Elastic Full Waveform Inversion with a Permanent Seismic Source ACROSS: Towards Hydrocarbon Reservoir Monitoring

Time-lapse analysis plays an essential role in EOR (enhanced oil recovery) or CCS (carbon capture and storage) management. However, conventional time-lapse seismic often cannot capture differential signals from the target interval because of near-surface heterogeneity or poor signal-to-noise (S/N) ratio. We discuss a potential application of a permanent seismic source “ACROSS” (Accurately Controlled and Routinely Operated Signal System) that can continuously excite controlled seismic signals over years. The superior repeatability of ACROSS makes it possible to subtract any waveforms that do not change over time, and hence the temporal changes due to the fluid replacement at the target interval should be enhanced.

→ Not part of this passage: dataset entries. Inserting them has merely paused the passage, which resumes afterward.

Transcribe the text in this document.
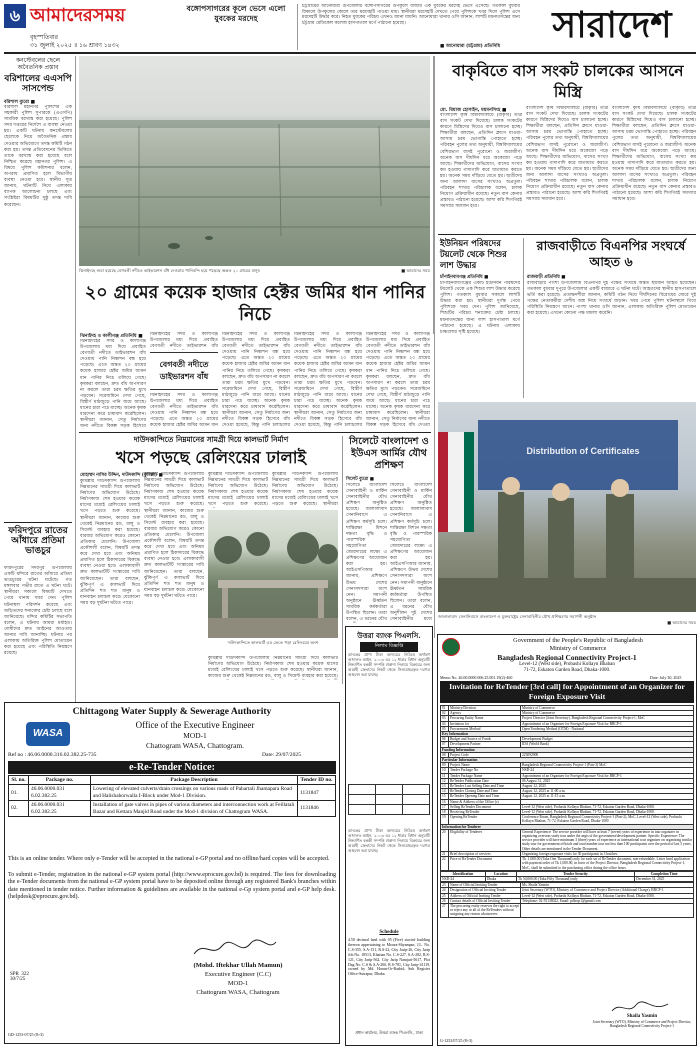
৬ আমাদেরসময়
বৃহস্পতিবার
৩১ জুলাই ২০২৫ ॥ ১৬ শ্রাবণ ১৪৩২
বঙ্গোপসাগরের কূলে ভেসে এলো যুবকের মরদেহ
চট্টগ্রামের আনোয়ারা উপজেলার বঙ্গোপসাগরের উপকূলে বাজার এক যুবকের মরদেহ ভেসে এসেছে। গতকাল বুধবার বিকালে উপকূলের কোলে তার মরদেহটি পাওয়া যায়। স্থানীয়রা মরদেহটি দেখতে পেয়ে পুলিশকে খবর দিলে পুলিশ এসে মরদেহটি উদ্ধার করে। নিহত যুবকের পরিচয় এখনও জানা যায়নি। আনোয়ারা থানার ওসি জানান, লাশটি ময়নাতদন্তের জন্য চট্টগ্রাম মেডিকেল কলেজ হাসপাতাল মর্গে পাঠানো হয়েছে।
■ আনোয়ারা (চট্টগ্রাম) প্রতিনিধি
সারাদেশ
কনস্টেবলের ছেলে অবৈতনিক প্রস্তাব
বরিশালের এএসপি সাসপেন্ড
বরিশাল ব্যুরো ■
বরিশাল মহানগর পুলিশের এক সহকারী পুলিশ সুপারকে (এএসপি) সাময়িক বরখাস্ত করা হয়েছে। পুলিশ সদর দপ্তরের নির্দেশে এ ব্যবস্থা নেওয়া হয়। একটি ঘটনায় কনস্টেবলের ছেলেকে নিয়ে অবৈতনিক প্রস্তাব দেওয়ার অভিযোগে তদন্ত কমিটি গঠন করা হয়। তদন্ত প্রতিবেদনের ভিত্তিতে তাকে বরখাস্ত করা হয়েছে বলে নিশ্চিত করেছে মহানগর পুলিশ। এ বিষয়ে পুলিশ কমিশনার বলেন, অপরাধ প্রমাণিত হলে বিভাগীয় ব্যবস্থা নেওয়া হবে। স্থানীয় সূত্র জানায়, ঘটনাটি নিয়ে এলাকায় ব্যাপক আলোচনা চলছে এবং সংশ্লিষ্টরা বিষয়টির সুষ্ঠু তদন্ত দাবি করেছেন।
ফরিদপুরে রাতের আঁধারে প্রতিমা ভাঙচুর
ফরিদপুরের সদরপুর উপজেলায় একটি মন্দিরে রাতের আঁধারে প্রতিমা ভাঙচুরের ঘটনা ঘটেছে। গত মঙ্গলবার গভীর রাতে এ ঘটনা ঘটে। স্থানীয়রা সকালে বিষয়টি দেখতে পেয়ে থানায় খবর দেন। পুলিশ ঘটনাস্থল পরিদর্শন করেছে এবং জড়িতদের শনাক্তের চেষ্টা চলছে বলে জানিয়েছে। মন্দির কমিটির সভাপতি বলেন, এ ঘটনায় আমরা মর্মাহত। দোষীদের দ্রুত আইনের আওতায় আনার দাবি জানাচ্ছি। ঘটনার পর এলাকায় অতিরিক্ত পুলিশ মোতায়েন করা হয়েছে এবং পরিস্থিতি নিয়ন্ত্রণে রয়েছে।
ঝিনাইদহে জমা হয়েছে বেগবতী নদীতে ভাইভারশন বাঁধ দেওয়ায় পানিবন্দি হয়ে পড়েছে অন্তত ২০ গ্রামের মানুষ	■ আমাদের সময়
২০ গ্রামের কয়েক হাজার হেক্টর জমির ধান পানির নিচে
ঝিনাইদহ ও কালীগঞ্জ প্রতিনিধি ■
ঝিনাইদহের সদর ও কালীগঞ্জ উপজেলার মধ্য দিয়ে প্রবাহিত বেগবতী নদীতে ডাইভারশন বাঁধ দেওয়ায় পানি নিষ্কাশন বন্ধ হয়ে পড়েছে। এতে অন্তত ২০ গ্রামের কয়েক হাজার হেক্টর জমির আমন ধান পানির নিচে তলিয়ে গেছে। কৃষকরা বলছেন, দ্রুত বাঁধ অপসারণ না করলে তারা চরম ক্ষতির মুখে পড়বেন। সরেজমিনে দেখা গেছে, বিস্তীর্ণ মাঠজুড়ে পানি জমে আছে। ধানের চারা পচে যাচ্ছে। অনেক কৃষক ধারদেনা করে চাষাবাদ করেছিলেন। স্থানীয়রা জানান, সেতু নির্মাণের জন্য নদীতে বিকল্প সড়ক হিসেবে
বেগবতী নদীতে ডাইভারশন বাঁধ
ঝিনাইদহের সদর ও কালীগঞ্জ উপজেলার মধ্য দিয়ে প্রবাহিত বেগবতী নদীতে ডাইভারশন বাঁধ
ঝিনাইদহের সদর ও কালীগঞ্জ উপজেলার মধ্য দিয়ে প্রবাহিত বেগবতী নদীতে ডাইভারশন বাঁধ দেওয়ায় পানি নিষ্কাশন বন্ধ হয়ে পড়েছে। এতে অন্তত ২০ গ্রামের কয়েক হাজার হেক্টর জমির আমন ধান
ঝিনাইদহের সদর ও কালীগঞ্জ উপজেলার মধ্য দিয়ে প্রবাহিত বেগবতী নদীতে ডাইভারশন বাঁধ দেওয়ায় পানি নিষ্কাশন বন্ধ হয়ে পড়েছে। এতে অন্তত ২০ গ্রামের কয়েক হাজার হেক্টর জমির আমন ধান পানির নিচে তলিয়ে গেছে। কৃষকরা বলছেন, দ্রুত বাঁধ অপসারণ না করলে তারা চরম ক্ষতির মুখে পড়বেন। সরেজমিনে দেখা গেছে, বিস্তীর্ণ মাঠজুড়ে পানি জমে আছে। ধানের চারা পচে যাচ্ছে। অনেক কৃষক ধারদেনা করে চাষাবাদ করেছিলেন। স্থানীয়রা জানান, সেতু নির্মাণের জন্য নদীতে বিকল্প সড়ক হিসেবে বাঁধ দেওয়া হয়েছে, কিন্তু পানি চলাচলের
ঝিনাইদহের সদর ও কালীগঞ্জ উপজেলার মধ্য দিয়ে প্রবাহিত বেগবতী নদীতে ডাইভারশন বাঁধ দেওয়ায় পানি নিষ্কাশন বন্ধ হয়ে পড়েছে। এতে অন্তত ২০ গ্রামের কয়েক হাজার হেক্টর জমির আমন ধান পানির নিচে তলিয়ে গেছে। কৃষকরা বলছেন, দ্রুত বাঁধ অপসারণ না করলে তারা চরম ক্ষতির মুখে পড়বেন। সরেজমিনে দেখা গেছে, বিস্তীর্ণ মাঠজুড়ে পানি জমে আছে। ধানের চারা পচে যাচ্ছে। অনেক কৃষক ধারদেনা করে চাষাবাদ করেছিলেন। স্থানীয়রা জানান, সেতু নির্মাণের জন্য নদীতে বিকল্প সড়ক হিসেবে বাঁধ দেওয়া হয়েছে, কিন্তু পানি চলাচলের
ঝিনাইদহের সদর ও কালীগঞ্জ উপজেলার মধ্য দিয়ে প্রবাহিত বেগবতী নদীতে ডাইভারশন বাঁধ দেওয়ায় পানি নিষ্কাশন বন্ধ হয়ে পড়েছে। এতে অন্তত ২০ গ্রামের কয়েক হাজার হেক্টর জমির আমন ধান পানির নিচে তলিয়ে গেছে। কৃষকরা বলছেন, দ্রুত বাঁধ অপসারণ না করলে তারা চরম ক্ষতির মুখে পড়বেন। সরেজমিনে দেখা গেছে, বিস্তীর্ণ মাঠজুড়ে পানি জমে আছে। ধানের চারা পচে যাচ্ছে। অনেক কৃষক ধারদেনা করে চাষাবাদ করেছিলেন। স্থানীয়রা জানান, সেতু নির্মাণের জন্য নদীতে বিকল্প সড়ক হিসেবে বাঁধ দেওয়া
দাউদকান্দিতে নিম্নমানের সামগ্রী দিয়ে কালভার্ট নির্মাণ
খসে পড়ছে রেলিংয়ের ঢালাই
মোহাম্মদ নাসির উদ্দিন, দাউদকান্দি (কুমিল্লা) ■
কুমিল্লার দাউদকান্দি উপজেলায় নিম্নমানের সামগ্রী দিয়ে কালভার্ট নির্মাণের অভিযোগ উঠেছে। নির্মাণকাজ শেষ হওয়ার কয়েক মাসের মধ্যেই রেলিংয়ের ঢালাই খসে পড়তে শুরু করেছে। স্থানীয়রা জানান, কাজের শুরু থেকেই নিম্নমানের রড, বালু ও সিমেন্ট ব্যবহার করা হয়েছে। বারবার অভিযোগ করেও কোনো প্রতিকার মেলেনি। উপজেলা প্রকৌশলী বলেন, বিষয়টি তদন্ত করে দেখা হবে এবং অনিয়ম প্রমাণিত হলে ঠিকাদারের বিরুদ্ধে ব্যবস্থা নেওয়া হবে। এলাকাবাসী দ্রুত কালভার্টটি সংস্কারের দাবি জানিয়েছেন। তারা বলছেন, ঝুঁকিপূর্ণ এ কালভার্ট দিয়ে প্রতিদিন শত শত মানুষ ও যানবাহন চলাচল করে। যেকোনো সময় বড় দুর্ঘটনা ঘটতে পারে।
কুমিল্লার দাউদকান্দি উপজেলায় নিম্নমানের সামগ্রী দিয়ে কালভার্ট নির্মাণের অভিযোগ উঠেছে। নির্মাণকাজ শেষ হওয়ার কয়েক মাসের মধ্যেই রেলিংয়ের ঢালাই খসে পড়তে শুরু করেছে। স্থানীয়রা জানান, কাজের শুরু থেকেই নিম্নমানের রড, বালু ও সিমেন্ট ব্যবহার করা হয়েছে। বারবার অভিযোগ করেও কোনো প্রতিকার মেলেনি। উপজেলা প্রকৌশলী বলেন, বিষয়টি তদন্ত করে দেখা হবে এবং অনিয়ম প্রমাণিত হলে ঠিকাদারের বিরুদ্ধে ব্যবস্থা নেওয়া হবে। এলাকাবাসী দ্রুত কালভার্টটি সংস্কারের দাবি জানিয়েছেন। তারা বলছেন, ঝুঁকিপূর্ণ এ কালভার্ট দিয়ে প্রতিদিন শত শত মানুষ ও যানবাহন চলাচল করে। যেকোনো সময় বড় দুর্ঘটনা ঘটতে পারে।
কুমিল্লার দাউদকান্দি উপজেলায় নিম্নমানের সামগ্রী দিয়ে কালভার্ট নির্মাণের অভিযোগ উঠেছে। নির্মাণকাজ শেষ হওয়ার কয়েক মাসের মধ্যেই রেলিংয়ের ঢালাই খসে পড়তে শুরু করেছে।
কুমিল্লার দাউদকান্দি উপজেলায় নিম্নমানের সামগ্রী দিয়ে কালভার্ট নির্মাণের অভিযোগ উঠেছে। নির্মাণকাজ শেষ হওয়ার কয়েক মাসের মধ্যেই রেলিংয়ের ঢালাই খসে পড়তে শুরু করেছে। স্থানীয়রা
দাউদকান্দিতে কালভার্ট এর ভেঙে পড়া রেলিংয়ের অংশ
কুমিল্লার দাউদকান্দি উপজেলায় নিম্নমানের সামগ্রী দিয়ে কালভার্ট নির্মাণের অভিযোগ উঠেছে। নির্মাণকাজ শেষ হওয়ার কয়েক মাসের মধ্যেই রেলিংয়ের ঢালাই খসে পড়তে শুরু করেছে। স্থানীয়রা জানান, কাজের শুরু থেকেই নিম্নমানের রড, বালু ও সিমেন্ট ব্যবহার করা হয়েছে।
সিলেটে বাংলাদেশ ও ইউএস আর্মির যৌথ প্রশিক্ষণ
সিলেট ব্যুরো ■
সিলেটে বাংলাদেশ সেনাবাহিনী ও মার্কিন সেনাবাহিনীর যৌথ প্রশিক্ষণ অনুষ্ঠিত হয়েছে। জালালাবাদ সেনানিবাসে এ প্রশিক্ষণ কর্মসূচি চলে। শান্তিরক্ষা মিশনে দক্ষতা বৃদ্ধি ও পারস্পরিক সহযোগিতা জোরদারের লক্ষ্যে এ প্রশিক্ষণের আয়োজন করা হয়। আইএসপিআর জানায়, প্রশিক্ষণে উভয় দেশের সেনাসদস্যরা অংশ নেন। সমাপনী অনুষ্ঠানে ঊর্ধ্বতন সামরিক কর্মকর্তারা উপস্থিত ছিলেন। তারা বলেন, এ ধরনের যৌথ
সিলেটে বাংলাদেশ সেনাবাহিনী ও মার্কিন সেনাবাহিনীর যৌথ প্রশিক্ষণ অনুষ্ঠিত হয়েছে। জালালাবাদ সেনানিবাসে এ প্রশিক্ষণ কর্মসূচি চলে। শান্তিরক্ষা মিশনে দক্ষতা বৃদ্ধি ও পারস্পরিক সহযোগিতা জোরদারের লক্ষ্যে এ প্রশিক্ষণের আয়োজন করা হয়। আইএসপিআর জানায়, প্রশিক্ষণে উভয় দেশের সেনাসদস্যরা অংশ নেন। সমাপনী অনুষ্ঠানে ঊর্ধ্বতন সামরিক কর্মকর্তারা উপস্থিত ছিলেন। তারা বলেন, এ ধরনের যৌথ অনুশীলন দুই দেশের সেনাবাহিনীর মধ্যে
উত্তরা ব্যাংক পিএলসি.
নিলাম বিজ্ঞপ্তি
ব্যাংকের প্রাপ্য টাকা আদায়ের নিমিত্তে অর্থঋণ আদালত আইন, ২০০৩ এর ১২ ধারার বিধান অনুযায়ী নিম্নবর্ণিত বন্ধকী সম্পত্তি প্রকাশ্য নিলামে বিক্রয়ের জন্য আগ্রহী ক্রেতাদের নিকট থেকে সিলমোহরকৃত দরপত্র আহবান করা যাচ্ছে।

ব্যাংকের প্রাপ্য টাকা আদায়ের নিমিত্তে অর্থঋণ আদালত আইন, ২০০৩ এর ১২ ধারার বিধান অনুযায়ী নিম্নবর্ণিত বন্ধকী সম্পত্তি প্রকাশ্য নিলামে বিক্রয়ের জন্য আগ্রহী ক্রেতাদের নিকট থেকে সিলমোহরকৃত দরপত্র আহবান করা যাচ্ছে।
Schedule
4.50 decimal land with 05 (Five) storied building thereon appertaining to Mouza-Shyampur, J.L. No. C.S-355, S.A-151, R.S-22, City Jarip-26, City Jarip Job No. 18513, Khatian No. C.S-227, S.A-282, R.S-121, City Jarip-562, City Jarip Namjari-5617, Plot Dag No. C.S & S.A-206, R.S-781, City Jarip-41119, owned by Md. Harun-Or-Rashid, Sub Register Office-Sutrapur, Dhaka.
প্রধান কার্যালয়, উত্তরা ব্যাংক পিএলসি., ঢাকা
Chittagong Water Supply & Sewerage Authority
WASA
Office of the Executive Engineer
MOD-1
Chattogram WASA, Chattogram.
Ref no : 46.06.0000.316.02.382.25-735	Date: 29/07/2025
e-Re-Tender Notice:
Sl. no.	Package no.	Package Description	Tender ID no.
01.	46.06.0000.031 6.02.382.25	Lowering of elevated culverts/drain crossings on various roads of Pahartali Jhamapara Road and Halishahorwalla I-Block under Mod-1 Division.	1131847
02.	46.06.0000.031 6.02.382.25	Installation of gate valves in pipes of various diameters and interconnection work at Feillatali Bazar and Kettara Manjid Road under the Mod-1 division of Chattogram WASA.	1131846
This is an online tender. Where only e-Tender will be accepted in the national e-GP portal and no offline/hard copies will be accepted.
To submit e-Tender, registration in the national e-GP system portal (http://www.eprocure.gov.bd) is required. The fees for downloading the e-Tender documents from the national e-GP system portal have to be deposited online through any registered Bank's branches within date mentioned in tender notice. Further information & guidelines are available in the national e-Gp system portal and e-GP help desk. (helpdesk@eprocure.gov.bd).
(Mohd. Iftekhar Ullah Mamun)
Executive Engineer (C.C)
MOD-1
Chattogram WASA, Chattogram
SPR  322
30/7/25
GD-1253-07/25 (8×3)
বাকৃবিতে বাস সংকট চালকের আসনে মিস্ত্রি
মো. রিয়াজ হোসাইন, ময়মনসিংহ ■
বাংলাদেশ কৃষি বিশ্ববিদ্যালয়ে (বাকৃবি) তীব্র বাস সংকট দেখা দিয়েছে। চালক সংকটের কারণে মিস্ত্রিদের দিয়েও বাস চালানো হচ্ছে। শিক্ষার্থীরা বলছেন, প্রতিদিন ক্লাসে যাওয়া-আসায় চরম ভোগান্তি পোহাতে হচ্ছে। পরিবহন পুলের তথ্য অনুযায়ী, বিশ্ববিদ্যালয়ের বেশিরভাগ বাসই পুরোনো ও জরাজীর্ণ। অনেক বাস দীর্ঘদিন ধরে অকেজো পড়ে আছে। শিক্ষার্থীদের অভিযোগ, বাসের সংখ্যা কম হওয়ায় গাদাগাদি করে যাতায়াত করতে হয়। অনেক সময় দাঁড়িয়ে যেতে হয়। ছাত্রীদের জন্য আলাদা বাসের সংখ্যাও অপ্রতুল। পরিবহন শাখার পরিচালক বলেন, চালক নিয়োগ প্রক্রিয়াধীন রয়েছে। নতুন বাস কেনার প্রস্তাবও পাঠানো হয়েছে। আশা করি শিগগিরই সমস্যার সমাধান হবে।
বাংলাদেশ কৃষি বিশ্ববিদ্যালয়ে (বাকৃবি) তীব্র বাস সংকট দেখা দিয়েছে। চালক সংকটের কারণে মিস্ত্রিদের দিয়েও বাস চালানো হচ্ছে। শিক্ষার্থীরা বলছেন, প্রতিদিন ক্লাসে যাওয়া-আসায় চরম ভোগান্তি পোহাতে হচ্ছে। পরিবহন পুলের তথ্য অনুযায়ী, বিশ্ববিদ্যালয়ের বেশিরভাগ বাসই পুরোনো ও জরাজীর্ণ। অনেক বাস দীর্ঘদিন ধরে অকেজো পড়ে আছে। শিক্ষার্থীদের অভিযোগ, বাসের সংখ্যা কম হওয়ায় গাদাগাদি করে যাতায়াত করতে হয়। অনেক সময় দাঁড়িয়ে যেতে হয়। ছাত্রীদের জন্য আলাদা বাসের সংখ্যাও অপ্রতুল। পরিবহন শাখার পরিচালক বলেন, চালক নিয়োগ প্রক্রিয়াধীন রয়েছে। নতুন বাস কেনার প্রস্তাবও পাঠানো হয়েছে। আশা করি শিগগিরই সমস্যার সমাধান হবে।
বাংলাদেশ কৃষি বিশ্ববিদ্যালয়ে (বাকৃবি) তীব্র বাস সংকট দেখা দিয়েছে। চালক সংকটের কারণে মিস্ত্রিদের দিয়েও বাস চালানো হচ্ছে। শিক্ষার্থীরা বলছেন, প্রতিদিন ক্লাসে যাওয়া-আসায় চরম ভোগান্তি পোহাতে হচ্ছে। পরিবহন পুলের তথ্য অনুযায়ী, বিশ্ববিদ্যালয়ের বেশিরভাগ বাসই পুরোনো ও জরাজীর্ণ। অনেক বাস দীর্ঘদিন ধরে অকেজো পড়ে আছে। শিক্ষার্থীদের অভিযোগ, বাসের সংখ্যা কম হওয়ায় গাদাগাদি করে যাতায়াত করতে হয়। অনেক সময় দাঁড়িয়ে যেতে হয়। ছাত্রীদের জন্য আলাদা বাসের সংখ্যাও অপ্রতুল। পরিবহন শাখার পরিচালক বলেন, চালক নিয়োগ প্রক্রিয়াধীন রয়েছে। নতুন বাস কেনার প্রস্তাবও পাঠানো হয়েছে। আশা করি শিগগিরই সমস্যার সমাধান হবে।
ইউনিয়ন পরিষদের টয়লেট থেকে শিশুর লাশ উদ্ধার
চাঁপাইনবাবগঞ্জ প্রতিনিধি ■
চাঁপাইনবাবগঞ্জের একটি ইউনিয়ন পরিষদের টয়লেট থেকে এক শিশুর লাশ উদ্ধার করেছে পুলিশ। গতকাল বুধবার সকালে লাশটি উদ্ধার করা হয়। স্থানীয়রা দুর্গন্ধ পেয়ে পুলিশকে খবর দেন। পুলিশ জানিয়েছে, শিশুটির পরিচয় শনাক্তের চেষ্টা চলছে। ময়নাতদন্তের জন্য লাশ হাসপাতাল মর্গে পাঠানো হয়েছে। এ ঘটনায় এলাকায় চাঞ্চল্যের সৃষ্টি হয়েছে।
রাজবাড়ীতে বিএনপির সংঘর্ষে আহত ৬
রাজবাড়ী প্রতিনিধি ■
রাজবাড়ীর পাংশা উপজেলায় বিএনপির দুই পক্ষের সংঘর্ষে অন্তত ছয়জন আহত হয়েছেন। গতকাল বুধবার দুপুরে উপজেলার একটি বাজারে এ ঘটনা ঘটে। আহতদের স্থানীয় হাসপাতালে ভর্তি করা হয়েছে। প্রত্যক্ষদর্শীরা জানান, কমিটি গঠন নিয়ে দীর্ঘদিনের বিরোধের জেরে দুই পক্ষের নেতাকর্মীরা দেশীয় অস্ত্র নিয়ে সংঘর্ষে জড়ান। খবর পেয়ে পুলিশ ঘটনাস্থলে গিয়ে পরিস্থিতি নিয়ন্ত্রণে আনে। পাংশা থানার ওসি জানান, এলাকায় অতিরিক্ত পুলিশ মোতায়েন করা হয়েছে। এখনো কোনো পক্ষ মামলা করেনি।
Distribution of Certificates
জালালাবাদ সেনানিবাসে বাংলাদেশ ও যুক্তরাষ্ট্রের সেনাবাহিনীর যৌথ প্রশিক্ষণের সমাপনী অনুষ্ঠান
■ আমাদের সময়
Government of the People's Republic of Bangladesh
Ministry of Commerce
Bangladesh Regional Connectivity Project-1
Level-12 (West side), Probashi Kollayn Bhaban
71-72, Eskaton Garden Road, Dhaka-1000.
Memo No. 26.00.0000.006.25.001.19(2)-460	Date: July 30, 2025
Invitation for ReTender [3rd call] for Appointment of an Organizer for Foreign Exposure Visit
01	Ministry/Division	Ministry of Commerce
02	Agency	Ministry of Commerce
03	Procuring Entity Name	Project Director (Joint Secretary), Bangladesh Regional Connectivity Project-1, MoC
04	Invitation for	Appointment of an Organizer for Foreign Exposure Visit for BRCP-1
05	Procurement Method	Open Tendering Method (OTM) - National
Key Information		
06	Budget and Source of Funds	Development Budget
07	Development Partner	IDA (World Bank)
Funding Information		
08	Project Code	223092900
Particular Information		
09	Project Name	Bangladesh Regional Connectivity Project-1 (Part-2) MoC
10	Tender Package No.	NSD-24
11	Tender Package Name	Appointment of an Organizer for Foreign Exposure Visit for BRCP-1
12	ReTender Publication Date	06 August 31, 2025
13	ReTender Last Selling Date and Time	August 12, 2025
14	ReTender Closing Date and Time	August 12, 2025 at 11:00 a.m.
15	ReTender Opening Date and Time	August 12, 2025 at 11:15 a.m.
16	Name & Address of the Office (s)	
17	Selling ReTender Document	Level-12 (West side), Probashi Kollayn Bhaban, 71-72, Eskaton Garden Road, Dhaka-1000.
18	Receiving ReTender	Level-12 (West side), Probashi Kollayn Bhaban, 71-72, Eskaton Garden Road, Dhaka-1000.
19	Opening ReTender	Conference Room, Bangladesh Regional Connectivity Project-1 (Part-2), MoC, Level-12 (West side), Probashi Kollayn Bhaban, 71-72, Eskaton Garden Road, Dhaka-1000
Information for Tenderer		
20	Eligibility of Tenderer	General Experience: The service provider will have at least 7 (seven) years of experience in tour organizer in organizing overseas study tour under the aegis of the government/development partner. Specific Experience: The service provider will have minimum 3 (three) years of experience as international tour organizer on organizing similar study tour for government officials and total number tour not less than 100 participants over the period of last 5 years. Other details are mentioned in the Tender Document.
21	Brief description of services	Organizing foreign exposure visits for 30 participants in 3 batches.
22	Price of ReTender Document	Tk. 1,000.00 (Taka One Thousand) only for each set of ReTender document, non-refundable. Letter head application with payment order of Tk 1,000.00, in favor of the Project Director, Bangladesh Regional Connectivity Project-1, MoC, shall be submitted to the purchasing office during the office hours.
Identification	Location	Tender Security	Completion Time
NSD-24	Dhaka	Tk 50,000.00 (Taka Fifty Thousand) only	December 31, 2025
23	Name of Official Inviting Tender	Ms. Shaila Yasmin
24	Designation of Official Inviting Tender	Joint Secretary (WTO), Ministry of Commerce and Project Director (Additional Charge), BRCP-1
25	Address of Official Inviting Tender	Level-12 (West side), Probashi Kollayn Bhaban, 71-72, Eskaton Garden Road, Dhaka-1000.
26	Contact details of Official Inviting Tender	Telephone: 02-55138022, Email: pdbrcp1@gmail.com
27	The procuring entity reserves the right to accept or reject any or all of the ReTenders without assigning any reason whatsoever.	
Shaila Yasmin
Joint Secretary (WTO), Ministry of Commerce and Project Director, Bangladesh Regional Connectivity Project-1
G-1252/07/25 (8×3)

Also, it is possible to consider reverse time migration or full waveform inversion rather than just the first arrival or P-wave reflection traveltime inversion, since ACROSS precisely controls the source signature. Both vertical and horizontal single forces are reconstructed by clockwise and counter-clockwise rotations of an asymmetric cylindrical mass. In our synthetic study, we assume that two ACROSS sources are installed at a CO2 pilot injection project in Ketzin, Germany. Elastic FWI (full waveform inversion) is tested with the assumption that the medium parameters (i.e., P- and S- wave velocities and density) before the injection are known. To prevent crosstalk caused by interference of P- and S-waves, we apply a wave separation technique by extracting the scalar (P-wave component) and vector potential (S-wave component) of the elastic wavefields. The simulation results demonstrate that this approach clearly delineates the P-wave velocity decrease caused by the fluid injection. The high-repeatability of ACROSS enables an application of elastic FWI for residual P-wave velocity, which may bring a breakthrough toward CO2 and hydrocarbon reservoir monitoring.